When pharmaceutical companies receive reports that suggest a medication may cause birth defects, they should immediately inform the public. However, too often companies are swayed by rising profits and the fear of bad press and may withhold or cover up this information to protect themselves. It is the public that stands to suffer.
This month, 13 Americans are suing Grunethal GmbH and companies now merged into GlaxoSmithKline and Sanofi, claiming the drug companies conspired to withhold the results of studies that showed their drug Thalidomide, used to treat morning sickness in pregnant women, caused birth defects, including missing and malformed limbs.
The plaintiffs were all born with birth defects between 1957 and 1962. The drug companies claim that the birth defects associated with Thalidomide were known in Europe, and that they could not have happened in the United States because the drug was only used in a limited clinical trial. The drug companies allege that the link between birth defects and Thalidomide was not known until 1961, however the lawsuits claim the companies were aware of the risks as early as 1955.

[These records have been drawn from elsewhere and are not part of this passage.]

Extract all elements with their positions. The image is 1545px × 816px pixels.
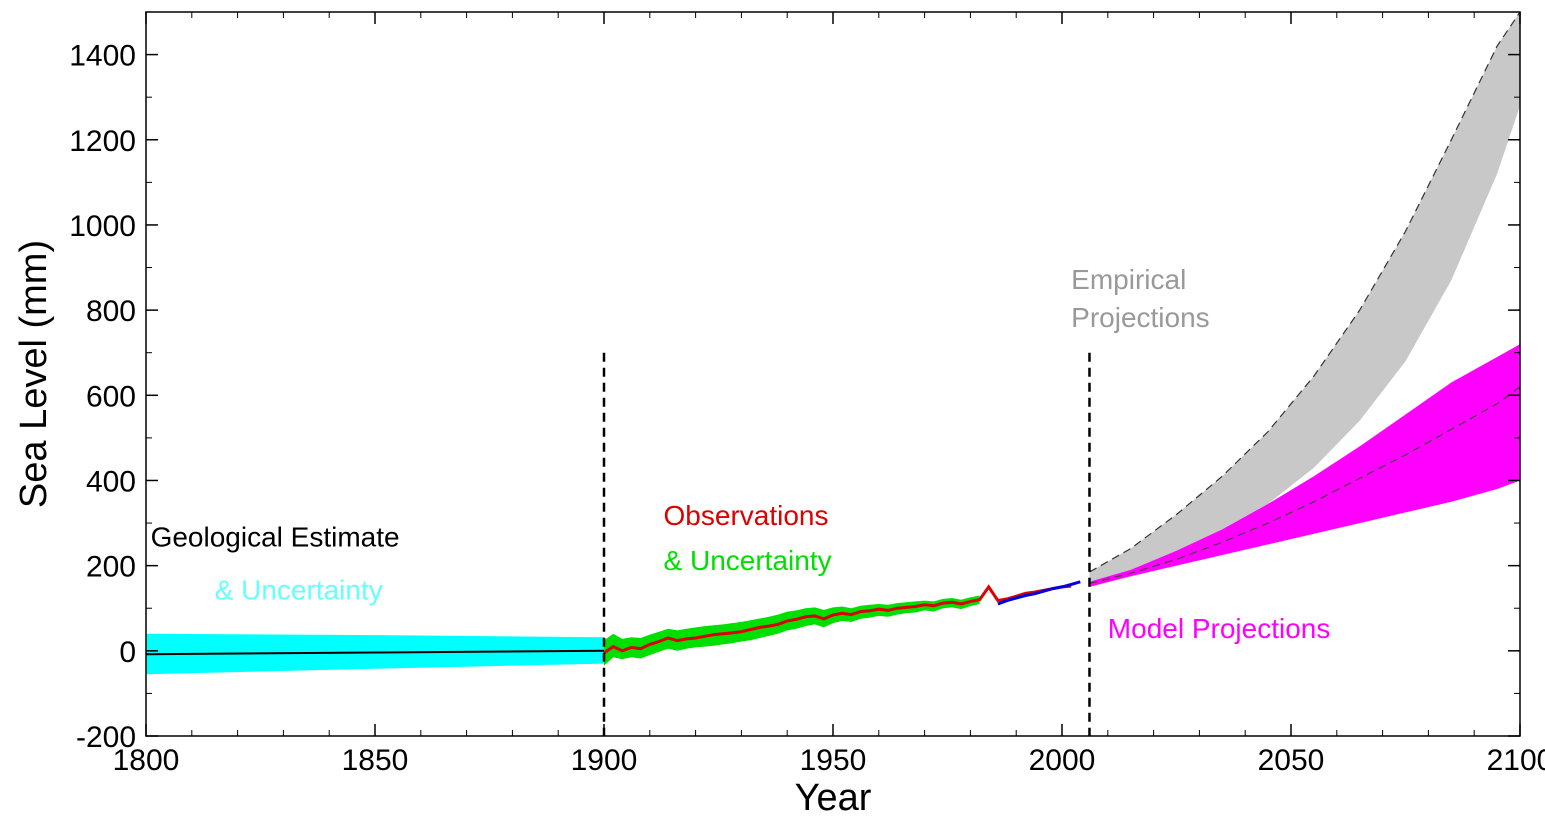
model-projection-band	[1089, 344, 1520, 587]
plot-area	[145, 11, 1521, 736]
annotation-label: Geological Estimate	[151, 521, 400, 552]
annotations: Geological Estimate & Uncertainty Observat…	[151, 264, 1331, 644]
empirical-projection-band	[1089, 12, 1520, 585]
empirical-projection-upper-edge	[1089, 11, 1521, 573]
x-tick-label: 1800	[113, 744, 180, 777]
geological-estimate-line	[145, 649, 605, 656]
x-tick-label: 2000	[1029, 744, 1096, 777]
x-tick-label: 1900	[571, 744, 638, 777]
satellite-observations-line	[997, 580, 1081, 606]
y-tick-label: 800	[86, 295, 136, 328]
y-tick-label: 1000	[69, 210, 136, 243]
model-projection-center-line	[1089, 386, 1521, 585]
x-tick-label: 2050	[1258, 744, 1325, 777]
y-tick-label: 1400	[69, 40, 136, 73]
y-tick-label: 0	[119, 636, 136, 669]
tick-labels: 1800 1850 1900 1950 2000 2050 2100 -200 0 200 400 6…	[69, 40, 1545, 777]
x-tick-label: 2100	[1487, 744, 1545, 777]
annotation-label: & Uncertainty	[215, 575, 383, 606]
x-tick-label: 1850	[342, 744, 409, 777]
y-tick-label: 1200	[69, 125, 136, 158]
y-tick-label: 400	[86, 465, 136, 498]
x-axis-label: Year	[795, 777, 872, 816]
y-tick-label: 600	[86, 380, 136, 413]
y-axis-label: Sea Level (mm)	[13, 240, 55, 508]
geological-uncertainty-band	[146, 633, 604, 675]
x-tick-label: 1950	[800, 744, 867, 777]
annotation-label: Observations	[664, 500, 829, 531]
annotation-label: Projections	[1071, 302, 1210, 333]
annotation-label: Empirical	[1071, 264, 1186, 295]
y-tick-label: -200	[76, 721, 136, 754]
axis-ticks	[145, 12, 1521, 737]
annotation-label: & Uncertainty	[664, 545, 832, 576]
y-tick-label: 200	[86, 551, 136, 584]
observations-uncertainty-band	[604, 595, 980, 666]
annotation-label: Model Projections	[1108, 613, 1331, 644]
observations-line	[603, 584, 1072, 655]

It’s taken 50 years for the victims of Thalidomide to seek justice, but lawsuits are already mounting against manufacturers of another class of drugs that studies show may cause serious birth defects – selective serotonin reuptake inhibitors, or SSRIs. These antidepressants are among the most prescribed medications in America, and many women are under the belief that these drugs are safe to use during pregnancy.
The truth is drug companies do receive complaints about their medication but are often slow to share the news. For example, women who used the SSRI Paxil during pregnancy and delivered babies with serious brain, heart and lung defects found out too late that their babies could have been spared injury if only they had been made aware of the possible risks associated with the drug.
It took several complaints for the Food and Drug Administration (FDA) to order stronger warnings on Paxil use during pregnancy. Many of those mothers are waiting for their day in court.